COMPLAINANT'S RIGHT TO FILE A CIVIL ACTION (S0610)

You have the right to file a civil action in an appropriate United States District Court within ninety (90) calendar days from the date that you receive this decision. If you file a civil action, you must name as the defendant in the complaint the person who is the official Agency head or department head, identifying that person by his or her full name and official title. Failure to do so may result in the dismissal of your case in court. "Agency" or "department" means the national organization, and not the local office, facility or department in which you work. If you file a request to reconsider and also file a civil action, filing a civil action will terminate the administrative processing of your complaint.

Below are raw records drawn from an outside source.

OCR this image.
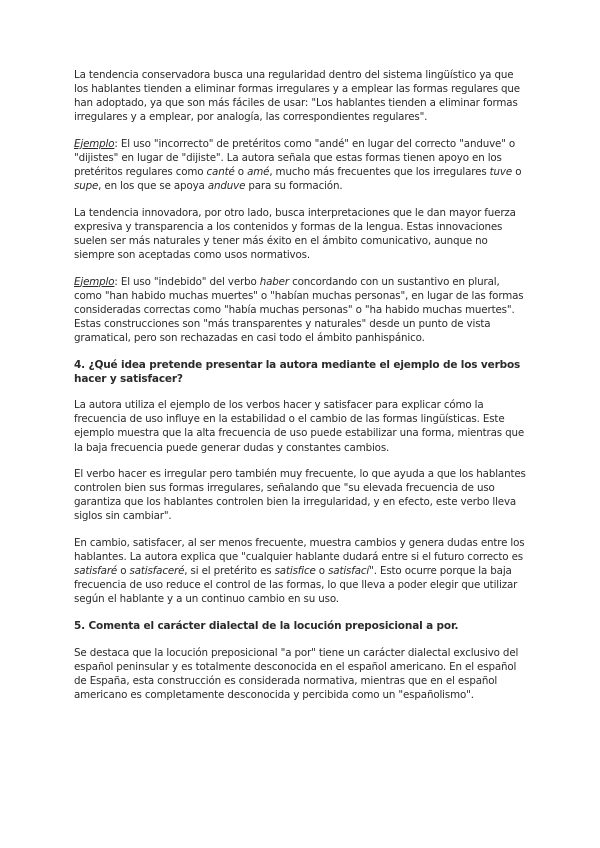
La tendencia conservadora busca una regularidad dentro del sistema lingüístico ya que los hablantes tienden a eliminar formas irregulares y a emplear las formas regulares que han adoptado, ya que son más fáciles de usar: "Los hablantes tienden a eliminar formas irregulares y a emplear, por analogía, las correspondientes regulares".

Ejemplo: El uso "incorrecto" de pretéritos como "andé" en lugar del correcto "anduve" o "dijistes" en lugar de "dijiste". La autora señala que estas formas tienen apoyo en los pretéritos regulares como canté o amé, mucho más frecuentes que los irregulares tuve o supe, en los que se apoya anduve para su formación.

La tendencia innovadora, por otro lado, busca interpretaciones que le dan mayor fuerza expresiva y transparencia a los contenidos y formas de la lengua. Estas innovaciones suelen ser más naturales y tener más éxito en el ámbito comunicativo, aunque no siempre son aceptadas como usos normativos.

Ejemplo: El uso "indebido" del verbo haber concordando con un sustantivo en plural, como "han habido muchas muertes" o "habían muchas personas", en lugar de las formas consideradas correctas como "había muchas personas" o "ha habido muchas muertes". Estas construcciones son "más transparentes y naturales" desde un punto de vista gramatical, pero son rechazadas en casi todo el ámbito panhispánico.

4. ¿Qué idea pretende presentar la autora mediante el ejemplo de los verbos hacer y satisfacer?

La autora utiliza el ejemplo de los verbos hacer y satisfacer para explicar cómo la frecuencia de uso influye en la estabilidad o el cambio de las formas lingüísticas. Este ejemplo muestra que la alta frecuencia de uso puede estabilizar una forma, mientras que la baja frecuencia puede generar dudas y constantes cambios.

El verbo hacer es irregular pero también muy frecuente, lo que ayuda a que los hablantes controlen bien sus formas irregulares, señalando que "su elevada frecuencia de uso garantiza que los hablantes controlen bien la irregularidad, y en efecto, este verbo lleva siglos sin cambiar".

En cambio, satisfacer, al ser menos frecuente, muestra cambios y genera dudas entre los hablantes. La autora explica que "cualquier hablante dudará entre si el futuro correcto es satisfaré o satisfaceré, si el pretérito es satisfice o satisfací". Esto ocurre porque la baja frecuencia de uso reduce el control de las formas, lo que lleva a poder elegir que utilizar según el hablante y a un continuo cambio en su uso.

5. Comenta el carácter dialectal de la locución preposicional a por.

Se destaca que la locución preposicional "a por" tiene un carácter dialectal exclusivo del español peninsular y es totalmente desconocida en el español americano. En el español de España, esta construcción es considerada normativa, mientras que en el español americano es completamente desconocida y percibida como un "españolismo".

RIGHT TO REQUEST COUNSEL (Z0815)

If you want to file a civil action but cannot pay the fees, costs, or security to do so, you may request permission from the court to proceed with the civil action without paying these fees or costs. Similarly, if you cannot afford an attorney to represent you in the civil action, you may request the court to appoint an attorney for you. You must submit the requests for waiver of court costs or appointment of an attorney directly to the court, not the Commission. The court has the sole discretion to grant or deny these types of requests. Such requests do not alter the time limits for filing a civil action (please read the paragraph titled Complainant's Right to File a Civil Action for the specific time limits).

FOR THE COMMISSION:

______________________________ Carlton M. Hadden's signature

Carlton M. Hadden, Director

Office of Federal Operations

October 4, 2016

__________________

Date

1 This case has been randomly assigned a pseudonym which will replace Complainant's name when the decision is published to non-parties and the Commission's website.

2 A fair reading of the record reflects that the term "marriage mail" addresses multiple mailings sent out to Postal customers, under one single cover.

3 The record reflects that claims 27 - 41 were later amended to the instant formal complaint.